未完成という完成
2008年、日本の建築家が数人選出され、面接によって我々がプロジェクトに関わることになった。面接時、最も強く話した内容は、私たちの事務所は非常に柔軟な考えを持っており、プロジェクトごとにクライアントやエンジニア、ランドスケープアーキテクト、デザイナーなどと、化学反応を起こしながら、プロジェクトを進行しているため、アウトプットは毎回違うべきであるということであった。つまりそれは、場所や環境によって建築のあり方を問う行為であり、一見すると作家性がないかのように見えるかもしれないが、多様であるということが作家性になりうると言う事でもあるという考えを彼らに伝えた。
オーストラリア/キャンベラでのプロジェクトは集合住宅・オフィス・ホテル・飲食店などを併設させたコンプレックスビルディングの計画である。太陽があたかも西から昇っているかのように錯覚してしまう南半球では文化が違う事は言うまでもないが、建設における施行制度や考え方も大きく違い、その基本的な考え方を吸収するところから計画が始まった。
湖に隣接した敷地において最大限に光や風を享受できる形態を求め、エンジニアチームと議論しながら最小限の操作による非常にシンプルなデザインの中にある、新しさをみつけることが求められた。型枠制作の簡易性によってコストコントロールを、外壁面の出入りによって光を調整を行い、その機能の結果として現れる形態が、この場所におけるシンボルになる状態を作り出した。

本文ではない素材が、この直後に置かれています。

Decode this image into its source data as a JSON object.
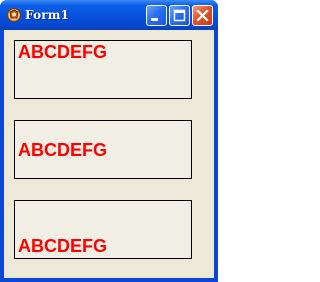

あれから時が経ち、社会は以前よりも一層多様化した現在があるが、このプロジェクトで考えたこと、シンプルな新しさは決して古びることなく、内部機能が設計過程の中で大きく変動したにも関わる事なくあの時に考えた事が実現された。それは変化を受け入れるという前提から、設計をしていくということで、完成させるというゴールを目指すのではなく、むしろ育てていく建築の姿がそこには存在している。私たちは日々、未完成という完成、つまりはgrowing architectureを模索し続けている。